In this article, we present an intermittent framework for safe reinforcement learning (RL) algorithms. First, we develop a barrier function-based system transformation to impose state constraints while converting the original problem to an unconstrained optimization problem.

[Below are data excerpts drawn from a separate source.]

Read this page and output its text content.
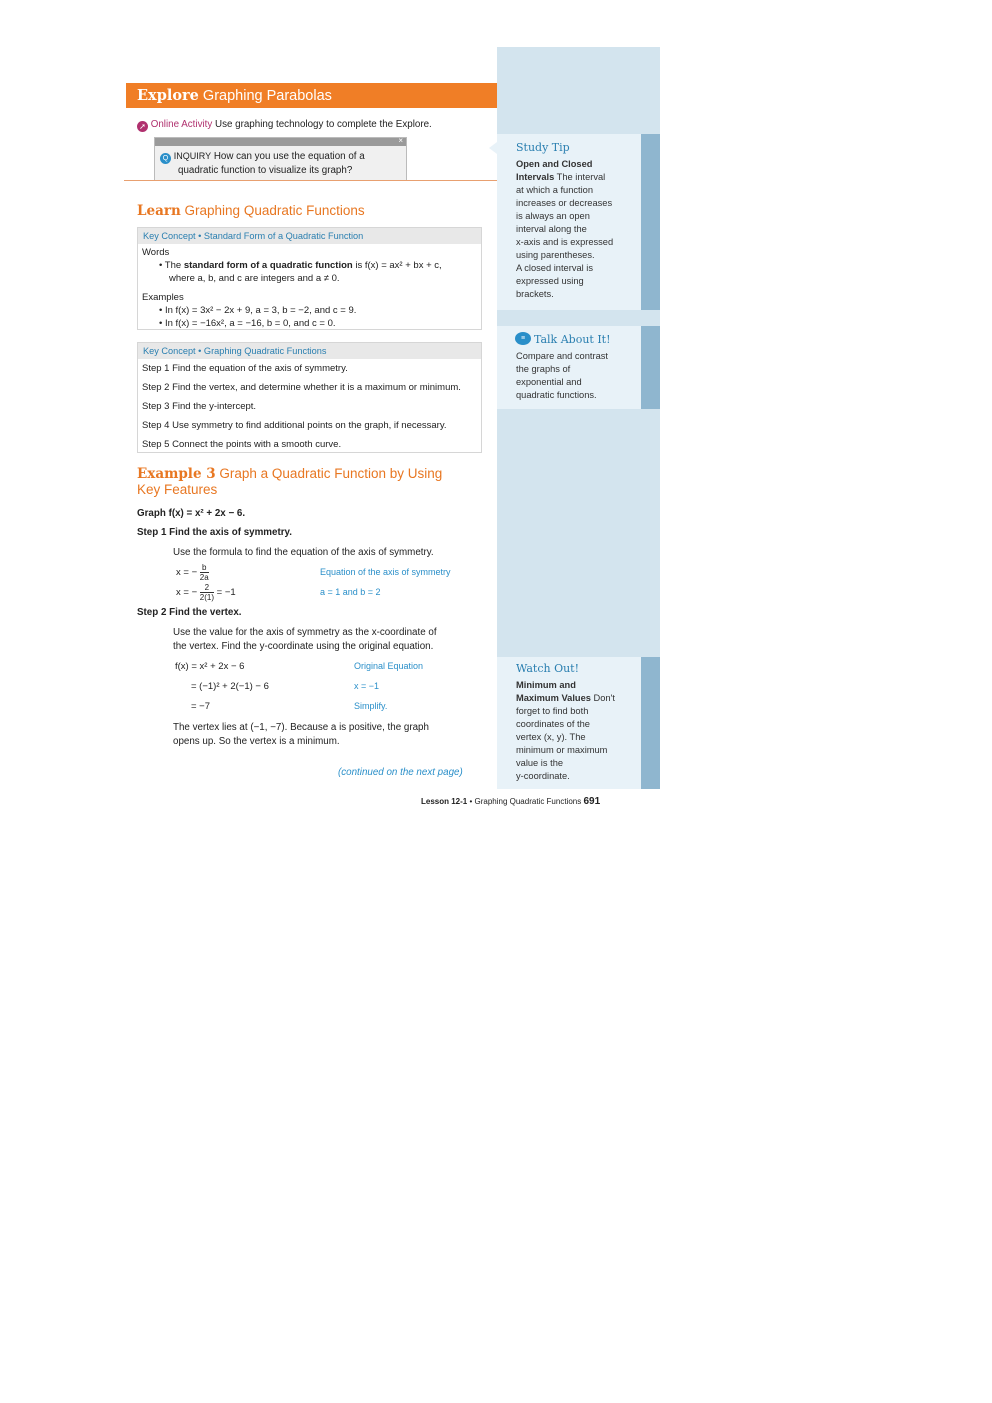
Explore Graphing Parabolas
➚ Online Activity Use graphing technology to complete the Explore.
×
Q INQUIRY How can you use the equation of a
quadratic function to visualize its graph?
Learn Graphing Quadratic Functions
Key Concept • Standard Form of a Quadratic Function
Words
• The standard form of a quadratic function is f(x) = ax² + bx + c,
where a, b, and c are integers and a ≠ 0.
Examples
• In f(x) = 3x² − 2x + 9, a = 3, b = −2, and c = 9.
• In f(x) = −16x², a = −16, b = 0, and c = 0.
Key Concept • Graphing Quadratic Functions
Step 1 Find the equation of the axis of symmetry.
Step 2 Find the vertex, and determine whether it is a maximum or minimum.
Step 3 Find the y-intercept.
Step 4 Use symmetry to find additional points on the graph, if necessary.
Step 5 Connect the points with a smooth curve.
Example 3 Graph a Quadratic Function by Using
Key Features
Graph f(x) = x² + 2x − 6.
Step 1 Find the axis of symmetry.
Use the formula to find the equation of the axis of symmetry.
x = − $\frac{b}{2a}$	Equation of the axis of symmetry
x = − $\frac{2}{2(1)} = -1$	a = 1 and b = 2
Step 2 Find the vertex.
Use the value for the axis of symmetry as the x-coordinate of
the vertex. Find the y-coordinate using the original equation.
f(x) = x² + 2x − 6	Original Equation
= (−1)² + 2(−1) − 6	x = −1
= −7	Simplify.
The vertex lies at (−1, −7). Because a is positive, the graph
opens up. So the vertex is a minimum.
(continued on the next page)
Study Tip
Open and Closed
Intervals The interval
at which a function
increases or decreases
is always an open
interval along the
x-axis and is expressed
using parentheses.
A closed interval is
expressed using
brackets.
≡ Talk About It!
Compare and contrast
the graphs of
exponential and
quadratic functions.
Watch Out!
Minimum and
Maximum Values Don't
forget to find both
coordinates of the
vertex (x, y). The
minimum or maximum
value is the
y-coordinate.
Lesson 12-1 • Graphing Quadratic Functions 691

Second, based on optimal derived policies, two types of intermittent feedback RL algorithms are presented, namely, a static and a dynamic one. We finally leverage an actor/critic structure to solve the problem online while guaranteeing optimality, stability, and safety. Simulation results show the efficacy of the proposed approach.
在本文中,我们提出了一种用于安全强化学习(RL)算法的间歇框架。首先,我们开发了一种基于障碍函数的系统变换,以施加状态约束,同时将原始问题转化为无约束优化问题。其次,基于最优导出策略,提出了两种类型的间歇反馈RL算法,即静态算法和动态算法。我们最终利用一个演员/评论家结构在线解决该问题,同时保证最优性、稳定性和安全性。仿真结果表明了所提方法的有效性。